Preserve Venezuela relationship
THE EDITOR, Sir:
The impending expropriation of the shares of the Venezuelan-owned Petrojam shares is going to cause a bitter squabble between Jamaica and their former partner. This could have been prevented, or circumvented, if prior analytical work was done and if the Government had collated the relevant documents. We can't afford to lose such a long-standing friend/partner and become their ultimate enemy because of some misconstrued irrelevant overtaken. From the days of Venezuelan legend Simon Bolivar, we have had a remarkable relationship between the two countries.
We need to revisit this latent deal, which is still in its embryonic stages and can be overturned, and make amends. I recall the PetroCaribe deal, when we were in the most unfortunate economic crisis and the Venezuelans took us out of our quagmire. This act of generosity by giving concessionary privileges actually changed our fate and make us into a much more solvent economy.

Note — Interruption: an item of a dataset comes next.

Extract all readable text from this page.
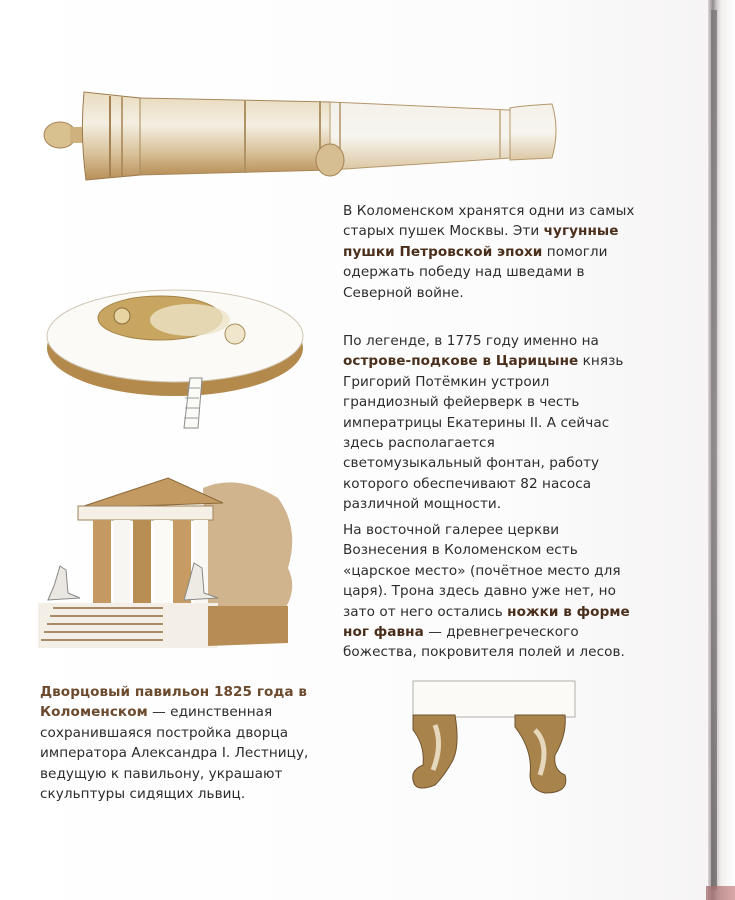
В Коломенском хранятся одни из самых старых пушек Москвы. Эти чугунные пушки Петровской эпохи помогли одержать победу над шведами в Северной войне.

По легенде, в 1775 году именно на острове-подкове в Царицыне князь Григорий Потёмкин устроил грандиозный фейерверк в честь императрицы Екатерины II. А сейчас здесь располагается светомузыкальный фонтан, работу которого обеспечивают 82 насоса различной мощности.

На восточной галерее церкви Вознесения в Коломенском есть «царское место» (почётное место для царя). Трона здесь давно уже нет, но зато от него остались ножки в форме ног фавна — древнегреческого божества, покровителя полей и лесов.

Дворцовый павильон 1825 года в Коломенском — единственная сохранившаяся постройка дворца императора Александра I. Лестницу, ведущую к павильону, украшают скульптуры сидящих львиц.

The Andrew Holness administration cannot be so myopic and unfeeling in their search for economic solvency and stability.
This acquisition of Venezuela's 49 per cent shares of Petrojam is a wanton gambit of colossal proportion, which should not see the light of day. We are going to have a very unhappy time in the region because of our stance to disembark from the cordial relationship between us and our former, faithful partner. The road not taken is going to have us on our knees sometime in the future; remember the common saying, "Never bite the hands that feeds you." The Nicholas Madura government must be calling us turncoats because of our less-than-divine move.
Long live the people of Venezuela and the concrete friendship we share.